Monday, February 9, 2009

The Global Economy

OK, things are looking worse than I had expected. I read the Economist every week and have done so for more than 22 years now. There are few media sources out there that are as even handed and fair as they are. They cover the world every week and cover stories long before the mainstream western world media pays attention. I say all this because they are also the source of the best global snapshot economic statistics going out there. They are never alarmist.

This week they have their data from economist predictions for major countries around the world. This comes out once a month and the February numbers are bad. The predictions for GDP in 2009 are all uniformly down. Every country is down, the best only down by 0.4% points, the worst is Japan at down by 1.8% points.

The only country not predicted to have their economy shrink in 2009 is Australia.

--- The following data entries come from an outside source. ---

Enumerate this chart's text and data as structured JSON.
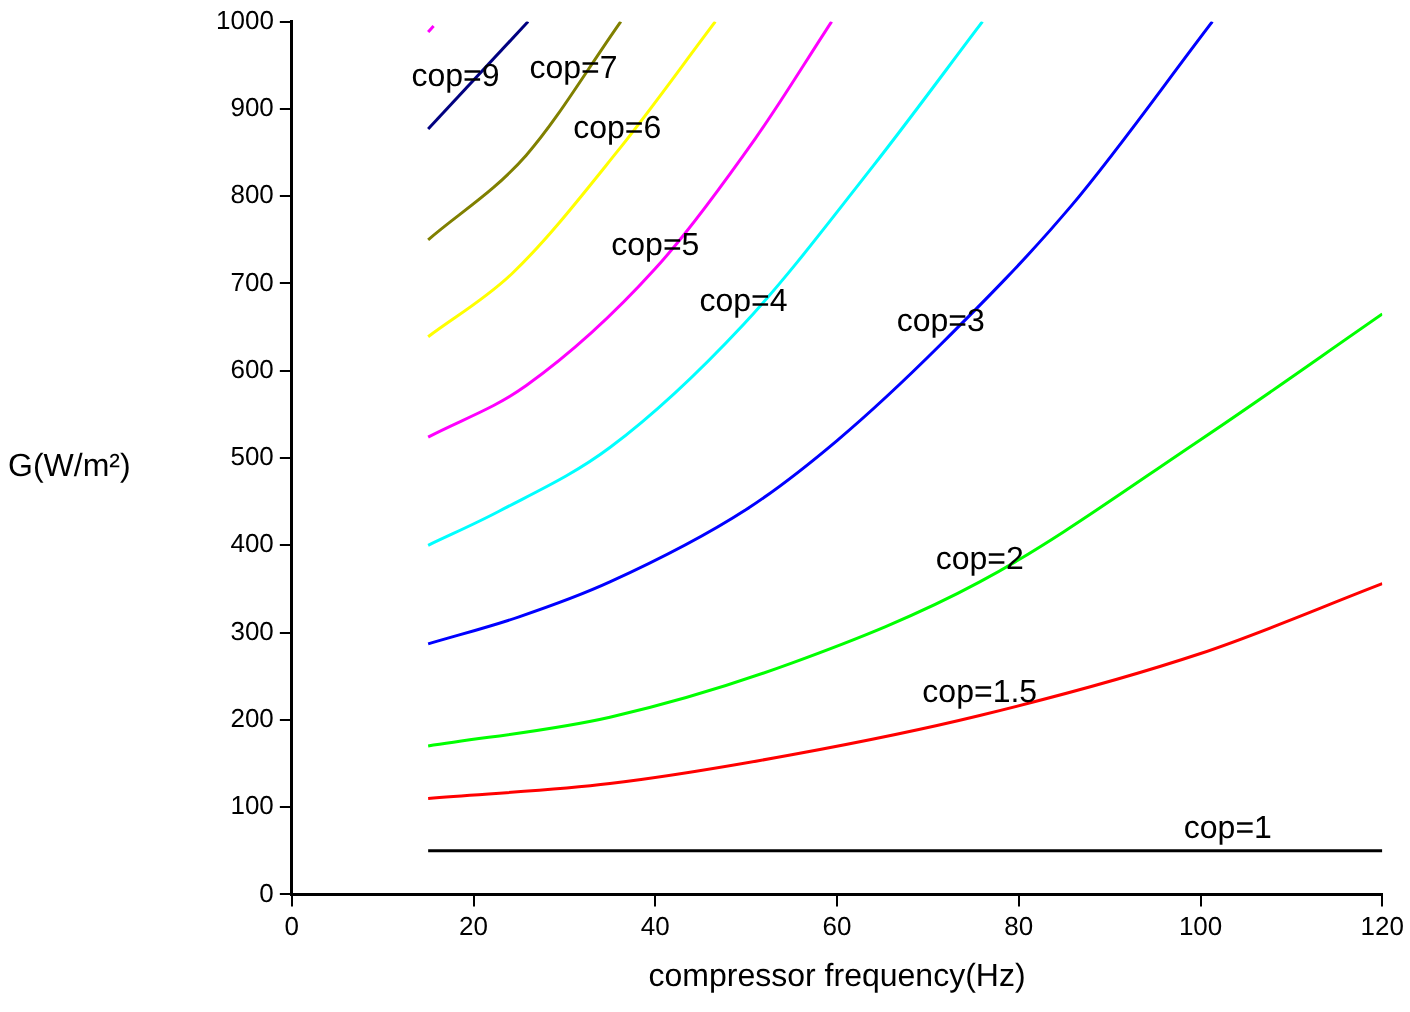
{
  "chart_data": {
    "type": "line",
    "xlabel": "compressor frequency(Hz)",
    "ylabel": "G(W/m²)",
    "xlim": [
      0,
      120
    ],
    "xticks": [
      0,
      20,
      40,
      60,
      80,
      100,
      120
    ],
    "ylim": [
      0,
      1000
    ],
    "yticks": [
      0,
      100,
      200,
      300,
      400,
      500,
      600,
      700,
      800,
      900,
      1000
    ],
    "grid": false,
    "legend": false,
    "marker": "none",
    "line_style": "solid",
    "series": [
      {
        "color": "#000000",
        "x": [
          15,
          120
        ],
        "values": [
          50,
          50
        ]
      },
      {
        "color": "#ff0000",
        "x": [
          15,
          35,
          55,
          75.7,
          100,
          120
        ],
        "values": [
          110,
          127,
          160,
          205,
          276,
          356
        ]
      },
      {
        "color": "#00ff00",
        "x": [
          15,
          35,
          55,
          75.7,
          100,
          120
        ],
        "values": [
          170,
          203,
          265,
          358,
          521,
          665
        ]
      },
      {
        "color": "#0000ff",
        "x": [
          15,
          25,
          35,
          50,
          60,
          71.4,
          85.7,
          101.3
        ],
        "values": [
          287,
          318,
          358,
          441,
          520,
          630,
          788,
          1000
        ]
      },
      {
        "color": "#00ffff",
        "x": [
          15,
          22.8,
          35,
          49.7,
          64,
          76
        ],
        "values": [
          400,
          439,
          512,
          653,
          835,
          1000
        ]
      },
      {
        "color": "#ff00ff",
        "x": [
          15,
          25.8,
          40,
          51,
          59.4
        ],
        "values": [
          524,
          583,
          717,
          866,
          1000
        ]
      },
      {
        "color": "#ffff00",
        "x": [
          15,
          24.3,
          35.8,
          46.6
        ],
        "values": [
          639,
          712,
          851,
          1000
        ]
      },
      {
        "color": "#808000",
        "x": [
          15,
          25.8,
          36.2
        ],
        "values": [
          750,
          847,
          1000
        ]
      },
      {
        "color": "#ff00ff",
        "x": [
          15,
          15.6
        ],
        "values": [
          988,
          995
        ]
      },
      {
        "color": "#000080",
        "x": [
          15,
          26
        ],
        "values": [
          877,
          1000
        ]
      }
    ],
    "annotations": [
      {
        "text": "cop=1",
        "x": 103,
        "y": 50
      },
      {
        "text": "cop=1.5",
        "x": 75.7,
        "y": 205
      },
      {
        "text": "cop=2",
        "x": 75.7,
        "y": 358
      },
      {
        "text": "cop=3",
        "x": 71.4,
        "y": 630
      },
      {
        "text": "cop=4",
        "x": 49.7,
        "y": 653
      },
      {
        "text": "cop=5",
        "x": 40,
        "y": 717
      },
      {
        "text": "cop=6",
        "x": 35.8,
        "y": 851
      },
      {
        "text": "cop=7",
        "x": 31,
        "y": 920
      },
      {
        "text": "cop=9",
        "x": 18,
        "y": 911
      }
    ]
  }
}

When you look at the longer set of statistics, it looks bad all over. Only about half a dozen countries out of 55 will have a decent GDP growth. Hong Kong is predicted to have GDP shrink by 3%, Taiwan by 3.5%, Singapore by 2.9% and South Korea by 2.8%. These are the crucial developed Asian economies. They are all headed into severe recessions.

Clearly this recession is headed to be a bad one, a very bad one. I am normally a moderate person and take doom and gloom with a grain of salt. I am depressed now.

My concern now is that we are headed towards economic nationalism. This will increase unemployment and poverty in Canada, but not as dramatically as the impact will be on developing countries.

The quickest route to an end to the recession will be to reduce trade barriers and reduce barriers to businesses operating around the world. Clearly we are all suffering because in the US there has been a lack of regulation and oversight over business. In Canada we have good regulation and did not have the problems the US has had, but their downturn is pulling us under. The bad governance of the Bush era is harming us in Canada. Removing trade barriers and getting rid of red tape does not mean getting rid of regulation and oversight.

I am 99% certain that national governments will play to the yelling of the crowds to adopt economic nationalist policies. I am already depressed enough that borrowing a lot of money has been the response of governments everywhere. Governments should be using the time now to drop as many wasteful programs and sell as much as they can. Certainly the governments in Canada have the room to meet all the new program demands if they cut the non core programs.